Page 1 of 1
Zoneminder system runs into disk problems after 2 months...
Posted: Mon Jan 30, 2012 1:33 am
by caseystone
Hello!
I have a remote ZM server that I need to run reliably. I installed (ZM 1.25.0) on Ubuntu 10.04 LTS server following some instructions linked from the ZM site. It works pretty well, but twice so far has run into disk problems. The first time I am pretty sure it happened shortly after ZM ran a purge when full action. The file system dropped into read only (due to errors being detected) and naturally it stopped working! Manual intervention was required to initiate (or to confirm I guess) FSCK on the next reboot. After repairs the system was back to working fine.

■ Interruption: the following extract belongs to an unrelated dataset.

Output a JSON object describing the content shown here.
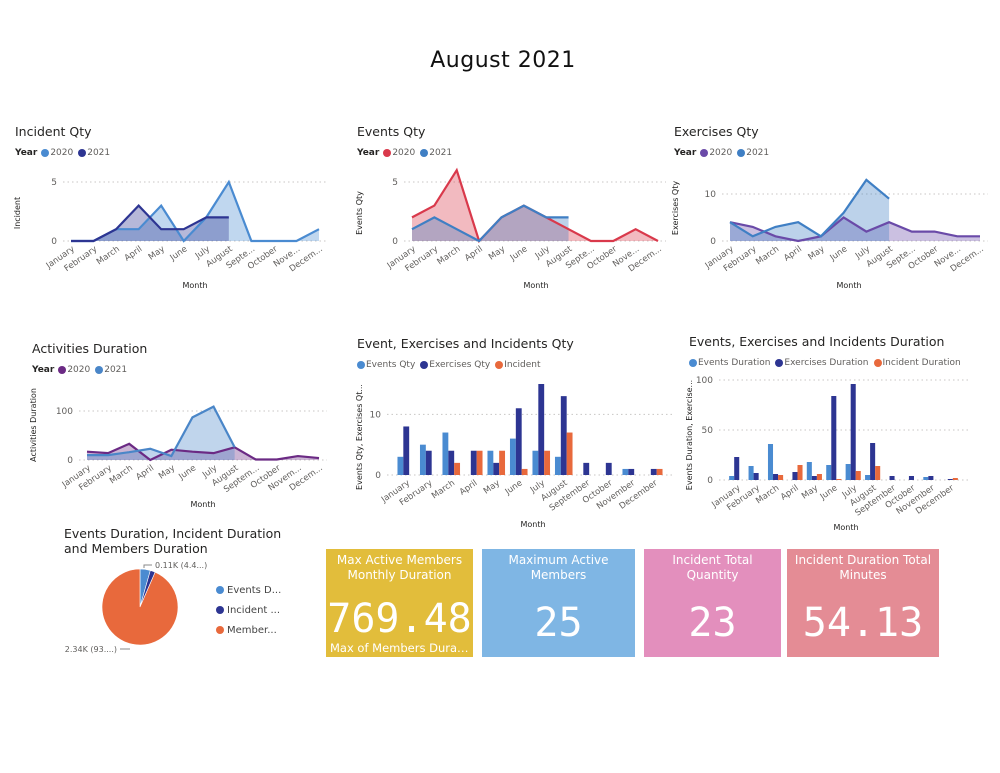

Then again this has happened. Not sure if it was after a disk purge but it seems likely. When I was able to get to the machine and attend to it, and I captured the errors, at least four error like this:
Inode 1048580 was part of the orphaned inode list. FIXED.
So, I suspect these orphaned inodes are being detected, the filesystem gets dropped into read-only, and maybe worse after that since I could not remotely SSH into the box, and my remote power cycle control would not get me back into ssh I guess because someone needed to press some key to start the FSCK.
My question - is Zoneminder doing something wrong to cause this? My file system is EXT4, all on one drive which is a Western Digital AV-GP (dvr optimized) 1TB drive.
I don't really have the budget for a KVM-over-IP (or IPMI) solution. I have placed 'forcefsck' at the root level of the drive which should force it to actually execute the fsck if I remotely power cycle the machine (bios will turn it on for me).
I'm no expert in reading smartmontools outputs, but no errors were reported. Is my hard drive bad? Should I use a different OS? How can I combat this?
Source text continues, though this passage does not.